Valentine interviewed to become manager of the Red Sox on Monday and word out of Boston is that he is the frontrunner to take over for Terry Francona. It's a bit ironic that a man forced out of Queens because the 2002 Mets quit on him would replace a man forced out of Boston by a collapse, but baseball didn't become our most lyrical sport by accident.
There are two ways that the Valentine interest is being spun, one of which is much better for the Yankees than the other.
The first is that Valentine is the choice of ownership, particularly team president Larry Lucchino, and that G.M. Ben Cherington is a bystander to the process of hiring him. If true, that would make the next few years ripe for more of the same kind of meltdown fun that we got at the end of this season.
Option number two is that the Sox really are on board with changing the culture around the team, rather than just paying lip service to it, and Valentine would make a perfect choice to create that change. While he's perfectly comfortable with a statistically oriented approach to team building, he's the polar opposite from Terry Francona in personality and would shift the team from a cerebral approach to one that's as fiery as you can get.
That option should be a worrisome one for the Yankees. Valentine's greatest success while he was with the Mets was the way he maximized the contributions of marginal players like Benny Agbayani, Rick Reed and Turk Wendell.
Imagine, then, what he might be able to do with a talented roster that simply needs a different voice to get their engines running full steam? After watching him tweak Joe Torre endlessly, the mind also reels at what antics Valentine will use to antagonize Joe Girardi.

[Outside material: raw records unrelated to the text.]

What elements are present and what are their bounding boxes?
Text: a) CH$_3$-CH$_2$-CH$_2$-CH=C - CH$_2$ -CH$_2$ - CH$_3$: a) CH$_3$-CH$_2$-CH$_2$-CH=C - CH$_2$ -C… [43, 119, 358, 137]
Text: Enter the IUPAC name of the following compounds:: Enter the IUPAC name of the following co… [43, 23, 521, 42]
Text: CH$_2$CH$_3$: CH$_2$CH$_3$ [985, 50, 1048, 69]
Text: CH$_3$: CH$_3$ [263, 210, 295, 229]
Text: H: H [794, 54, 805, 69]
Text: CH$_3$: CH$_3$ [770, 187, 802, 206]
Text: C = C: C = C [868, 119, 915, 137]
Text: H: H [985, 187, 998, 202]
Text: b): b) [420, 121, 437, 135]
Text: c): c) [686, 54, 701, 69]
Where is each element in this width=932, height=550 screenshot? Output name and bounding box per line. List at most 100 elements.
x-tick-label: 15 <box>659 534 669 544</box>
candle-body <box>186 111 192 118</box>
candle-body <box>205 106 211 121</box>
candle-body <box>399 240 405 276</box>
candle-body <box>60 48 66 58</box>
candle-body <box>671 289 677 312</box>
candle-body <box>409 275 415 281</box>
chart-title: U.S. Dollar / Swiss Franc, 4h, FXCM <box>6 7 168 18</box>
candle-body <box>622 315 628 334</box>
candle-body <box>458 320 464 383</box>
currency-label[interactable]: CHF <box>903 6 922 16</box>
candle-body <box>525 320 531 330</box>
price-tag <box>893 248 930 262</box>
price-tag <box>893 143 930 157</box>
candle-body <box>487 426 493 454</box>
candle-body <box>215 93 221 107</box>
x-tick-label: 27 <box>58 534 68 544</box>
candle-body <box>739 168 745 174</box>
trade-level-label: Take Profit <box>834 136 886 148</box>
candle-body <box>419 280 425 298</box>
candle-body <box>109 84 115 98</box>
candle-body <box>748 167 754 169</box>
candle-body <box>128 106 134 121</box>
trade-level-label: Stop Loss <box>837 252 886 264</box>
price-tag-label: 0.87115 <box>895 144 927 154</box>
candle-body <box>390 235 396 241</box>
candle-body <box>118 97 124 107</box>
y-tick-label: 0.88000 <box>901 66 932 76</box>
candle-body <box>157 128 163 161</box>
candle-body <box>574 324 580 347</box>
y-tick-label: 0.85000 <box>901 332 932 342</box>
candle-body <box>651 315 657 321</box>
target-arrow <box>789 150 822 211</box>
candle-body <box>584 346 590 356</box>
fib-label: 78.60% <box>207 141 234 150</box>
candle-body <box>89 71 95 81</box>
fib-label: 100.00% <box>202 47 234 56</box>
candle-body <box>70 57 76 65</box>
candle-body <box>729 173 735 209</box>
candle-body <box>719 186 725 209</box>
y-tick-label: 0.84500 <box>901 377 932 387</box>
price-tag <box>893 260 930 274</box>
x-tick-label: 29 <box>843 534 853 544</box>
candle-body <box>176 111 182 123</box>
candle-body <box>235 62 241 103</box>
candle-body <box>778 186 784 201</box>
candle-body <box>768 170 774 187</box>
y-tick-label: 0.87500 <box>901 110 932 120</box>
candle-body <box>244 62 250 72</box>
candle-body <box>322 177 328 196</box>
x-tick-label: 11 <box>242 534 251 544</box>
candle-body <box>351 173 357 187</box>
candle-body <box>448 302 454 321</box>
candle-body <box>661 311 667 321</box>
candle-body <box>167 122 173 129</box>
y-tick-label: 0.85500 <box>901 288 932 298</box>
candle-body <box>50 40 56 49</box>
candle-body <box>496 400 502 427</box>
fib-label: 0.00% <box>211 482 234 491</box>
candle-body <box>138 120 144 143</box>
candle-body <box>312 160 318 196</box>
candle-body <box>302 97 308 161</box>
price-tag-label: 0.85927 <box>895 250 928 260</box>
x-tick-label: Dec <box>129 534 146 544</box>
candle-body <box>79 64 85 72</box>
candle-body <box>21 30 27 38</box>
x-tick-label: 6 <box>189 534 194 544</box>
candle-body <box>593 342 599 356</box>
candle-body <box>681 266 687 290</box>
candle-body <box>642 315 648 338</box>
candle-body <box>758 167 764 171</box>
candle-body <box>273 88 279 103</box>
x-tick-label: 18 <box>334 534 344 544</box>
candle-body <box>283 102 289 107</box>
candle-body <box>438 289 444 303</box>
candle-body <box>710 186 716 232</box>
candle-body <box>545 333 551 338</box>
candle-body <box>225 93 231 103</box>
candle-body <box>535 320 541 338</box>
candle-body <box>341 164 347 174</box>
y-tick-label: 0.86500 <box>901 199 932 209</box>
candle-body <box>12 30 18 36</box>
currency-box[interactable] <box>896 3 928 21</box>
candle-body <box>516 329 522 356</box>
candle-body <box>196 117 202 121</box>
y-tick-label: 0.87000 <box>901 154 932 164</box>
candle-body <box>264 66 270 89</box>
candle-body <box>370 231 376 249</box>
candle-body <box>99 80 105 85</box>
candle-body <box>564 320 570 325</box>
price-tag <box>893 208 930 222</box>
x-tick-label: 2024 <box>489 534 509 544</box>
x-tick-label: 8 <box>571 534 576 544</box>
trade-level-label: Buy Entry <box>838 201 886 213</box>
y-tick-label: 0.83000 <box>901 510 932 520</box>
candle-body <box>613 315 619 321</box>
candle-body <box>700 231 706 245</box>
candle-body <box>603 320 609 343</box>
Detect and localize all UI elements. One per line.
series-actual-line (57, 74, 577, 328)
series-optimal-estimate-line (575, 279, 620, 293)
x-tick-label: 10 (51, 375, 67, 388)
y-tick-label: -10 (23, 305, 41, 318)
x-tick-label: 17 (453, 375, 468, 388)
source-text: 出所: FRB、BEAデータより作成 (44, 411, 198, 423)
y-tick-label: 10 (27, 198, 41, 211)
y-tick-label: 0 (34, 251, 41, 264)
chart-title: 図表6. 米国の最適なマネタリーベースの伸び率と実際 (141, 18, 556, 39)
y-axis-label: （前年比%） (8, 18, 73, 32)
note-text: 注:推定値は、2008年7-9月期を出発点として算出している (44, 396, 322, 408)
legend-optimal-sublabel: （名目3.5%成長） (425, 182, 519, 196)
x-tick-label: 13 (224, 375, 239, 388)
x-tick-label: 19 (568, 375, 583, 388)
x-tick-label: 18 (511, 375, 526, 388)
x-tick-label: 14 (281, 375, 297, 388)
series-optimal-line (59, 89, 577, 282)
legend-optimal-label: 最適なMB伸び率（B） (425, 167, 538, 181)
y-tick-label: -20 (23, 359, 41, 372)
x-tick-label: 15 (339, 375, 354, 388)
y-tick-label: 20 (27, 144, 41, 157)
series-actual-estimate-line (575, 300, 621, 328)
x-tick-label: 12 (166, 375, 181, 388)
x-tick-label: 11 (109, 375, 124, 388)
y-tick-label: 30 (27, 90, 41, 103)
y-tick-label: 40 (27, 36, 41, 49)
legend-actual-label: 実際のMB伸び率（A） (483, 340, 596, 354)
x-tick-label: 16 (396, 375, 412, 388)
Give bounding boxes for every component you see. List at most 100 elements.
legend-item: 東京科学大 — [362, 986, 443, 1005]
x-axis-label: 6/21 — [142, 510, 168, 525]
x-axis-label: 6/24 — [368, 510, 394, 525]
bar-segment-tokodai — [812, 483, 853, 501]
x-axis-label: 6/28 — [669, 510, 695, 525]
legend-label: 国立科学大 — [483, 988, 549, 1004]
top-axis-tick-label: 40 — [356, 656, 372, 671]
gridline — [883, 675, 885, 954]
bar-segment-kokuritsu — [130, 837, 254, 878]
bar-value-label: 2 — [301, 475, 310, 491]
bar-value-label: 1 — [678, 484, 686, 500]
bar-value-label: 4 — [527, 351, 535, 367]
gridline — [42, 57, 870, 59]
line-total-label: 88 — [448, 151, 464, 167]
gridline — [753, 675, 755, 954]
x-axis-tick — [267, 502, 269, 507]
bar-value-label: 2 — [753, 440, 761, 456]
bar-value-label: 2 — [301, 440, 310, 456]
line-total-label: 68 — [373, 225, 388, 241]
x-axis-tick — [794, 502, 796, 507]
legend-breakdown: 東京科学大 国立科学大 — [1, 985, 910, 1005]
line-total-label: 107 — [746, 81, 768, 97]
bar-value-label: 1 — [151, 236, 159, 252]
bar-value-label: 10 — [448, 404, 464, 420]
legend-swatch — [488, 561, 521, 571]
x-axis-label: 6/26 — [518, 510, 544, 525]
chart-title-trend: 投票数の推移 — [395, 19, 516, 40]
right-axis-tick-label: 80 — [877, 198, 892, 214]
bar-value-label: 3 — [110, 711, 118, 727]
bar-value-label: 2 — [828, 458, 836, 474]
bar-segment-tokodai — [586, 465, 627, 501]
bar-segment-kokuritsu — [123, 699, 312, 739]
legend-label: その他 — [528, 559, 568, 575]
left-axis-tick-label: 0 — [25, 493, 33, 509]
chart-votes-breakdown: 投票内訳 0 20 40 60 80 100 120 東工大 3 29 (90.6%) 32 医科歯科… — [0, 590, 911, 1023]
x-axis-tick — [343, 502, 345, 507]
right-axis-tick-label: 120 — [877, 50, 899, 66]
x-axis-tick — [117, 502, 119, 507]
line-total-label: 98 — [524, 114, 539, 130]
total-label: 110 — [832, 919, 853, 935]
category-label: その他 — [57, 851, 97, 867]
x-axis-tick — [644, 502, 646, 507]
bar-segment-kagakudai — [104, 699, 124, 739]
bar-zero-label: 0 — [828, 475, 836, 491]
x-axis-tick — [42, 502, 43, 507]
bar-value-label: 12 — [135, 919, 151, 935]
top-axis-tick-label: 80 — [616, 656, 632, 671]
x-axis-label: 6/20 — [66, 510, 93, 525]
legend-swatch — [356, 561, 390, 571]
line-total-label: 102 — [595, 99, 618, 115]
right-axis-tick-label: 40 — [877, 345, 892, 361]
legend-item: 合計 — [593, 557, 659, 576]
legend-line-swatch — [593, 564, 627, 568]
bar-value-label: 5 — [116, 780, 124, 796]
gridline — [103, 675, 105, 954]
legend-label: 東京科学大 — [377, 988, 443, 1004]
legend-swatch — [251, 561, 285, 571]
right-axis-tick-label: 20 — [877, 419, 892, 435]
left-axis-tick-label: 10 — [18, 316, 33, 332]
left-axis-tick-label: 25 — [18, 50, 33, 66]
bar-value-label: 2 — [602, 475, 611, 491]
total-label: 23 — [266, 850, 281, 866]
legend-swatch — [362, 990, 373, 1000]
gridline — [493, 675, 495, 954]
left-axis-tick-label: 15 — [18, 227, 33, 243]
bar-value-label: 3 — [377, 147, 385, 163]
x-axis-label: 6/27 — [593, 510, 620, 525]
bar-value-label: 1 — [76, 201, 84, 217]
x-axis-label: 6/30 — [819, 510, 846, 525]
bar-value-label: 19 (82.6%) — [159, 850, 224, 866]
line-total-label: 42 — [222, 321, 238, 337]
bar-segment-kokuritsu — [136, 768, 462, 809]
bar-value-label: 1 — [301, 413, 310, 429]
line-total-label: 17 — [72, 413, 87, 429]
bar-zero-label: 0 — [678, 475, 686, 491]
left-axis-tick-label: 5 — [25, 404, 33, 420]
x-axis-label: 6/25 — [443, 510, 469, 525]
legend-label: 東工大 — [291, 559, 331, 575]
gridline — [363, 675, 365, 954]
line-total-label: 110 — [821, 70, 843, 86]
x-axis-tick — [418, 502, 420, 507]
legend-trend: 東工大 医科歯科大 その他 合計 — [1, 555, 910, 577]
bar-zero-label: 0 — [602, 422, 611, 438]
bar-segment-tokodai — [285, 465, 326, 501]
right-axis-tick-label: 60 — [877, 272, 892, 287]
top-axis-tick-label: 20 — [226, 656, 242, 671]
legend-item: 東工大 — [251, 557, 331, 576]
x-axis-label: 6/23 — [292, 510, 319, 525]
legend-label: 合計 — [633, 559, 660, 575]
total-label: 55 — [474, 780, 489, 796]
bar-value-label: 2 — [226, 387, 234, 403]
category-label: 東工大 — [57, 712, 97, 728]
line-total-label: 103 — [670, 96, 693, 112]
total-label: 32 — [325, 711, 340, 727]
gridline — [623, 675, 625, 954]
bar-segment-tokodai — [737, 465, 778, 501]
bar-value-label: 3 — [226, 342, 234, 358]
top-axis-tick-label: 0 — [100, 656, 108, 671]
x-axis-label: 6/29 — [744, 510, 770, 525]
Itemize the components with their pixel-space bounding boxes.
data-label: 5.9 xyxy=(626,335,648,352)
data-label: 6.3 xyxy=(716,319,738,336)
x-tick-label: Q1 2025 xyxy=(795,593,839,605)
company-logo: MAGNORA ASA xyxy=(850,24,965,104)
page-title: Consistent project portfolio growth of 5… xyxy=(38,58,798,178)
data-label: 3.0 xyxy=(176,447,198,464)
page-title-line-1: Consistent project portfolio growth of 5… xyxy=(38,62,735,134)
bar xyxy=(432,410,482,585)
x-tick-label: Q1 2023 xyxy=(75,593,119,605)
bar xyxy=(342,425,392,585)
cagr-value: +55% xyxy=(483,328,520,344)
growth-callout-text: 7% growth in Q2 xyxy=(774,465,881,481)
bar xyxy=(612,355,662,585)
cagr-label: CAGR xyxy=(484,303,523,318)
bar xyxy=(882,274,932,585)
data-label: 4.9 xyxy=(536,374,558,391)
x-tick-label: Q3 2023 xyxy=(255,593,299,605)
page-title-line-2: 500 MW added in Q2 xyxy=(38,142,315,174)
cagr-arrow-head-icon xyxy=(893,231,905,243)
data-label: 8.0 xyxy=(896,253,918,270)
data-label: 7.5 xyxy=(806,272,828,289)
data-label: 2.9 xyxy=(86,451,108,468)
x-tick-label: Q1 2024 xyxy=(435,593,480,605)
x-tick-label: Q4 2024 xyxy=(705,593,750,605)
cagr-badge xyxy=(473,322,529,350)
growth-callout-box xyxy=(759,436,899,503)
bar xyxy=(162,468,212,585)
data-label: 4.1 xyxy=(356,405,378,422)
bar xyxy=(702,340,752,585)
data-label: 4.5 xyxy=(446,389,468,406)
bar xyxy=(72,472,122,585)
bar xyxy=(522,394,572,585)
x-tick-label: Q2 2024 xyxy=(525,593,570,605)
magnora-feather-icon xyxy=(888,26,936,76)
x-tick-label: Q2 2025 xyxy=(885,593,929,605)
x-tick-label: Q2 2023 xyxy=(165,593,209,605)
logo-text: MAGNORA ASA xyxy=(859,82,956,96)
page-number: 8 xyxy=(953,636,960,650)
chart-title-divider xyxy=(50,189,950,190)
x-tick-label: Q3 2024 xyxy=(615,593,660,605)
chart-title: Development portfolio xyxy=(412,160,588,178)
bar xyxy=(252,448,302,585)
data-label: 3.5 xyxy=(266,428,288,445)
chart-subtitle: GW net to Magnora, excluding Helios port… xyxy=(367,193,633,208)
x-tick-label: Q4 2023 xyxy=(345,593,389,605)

With Valentine, the Red Sox would be buying a manager with an expiration date and the end will almost certainly come with a bang, but there's a pretty good chance he'll provide reasons to celebrate along the way. And, given the Mets years, there will also be plenty of fun moments along the way as well as some frustration with a man who can be as self-aggrandizing as he is entertaining.
Guessing just how much impact Valentine's arrival will have on the balance of power in the division is hard to do, especially because it's not like he's taking over a team that's been living in filth. The Sox are going to be a good team no matter who manages them next season, the question is whether they'll be good enough to avoid another third-place finish.
What's certain is that the AL East would be a more interesting place with Valentine back in the picture, which is about all you need to know to root for the Red Sox to make him their next manager.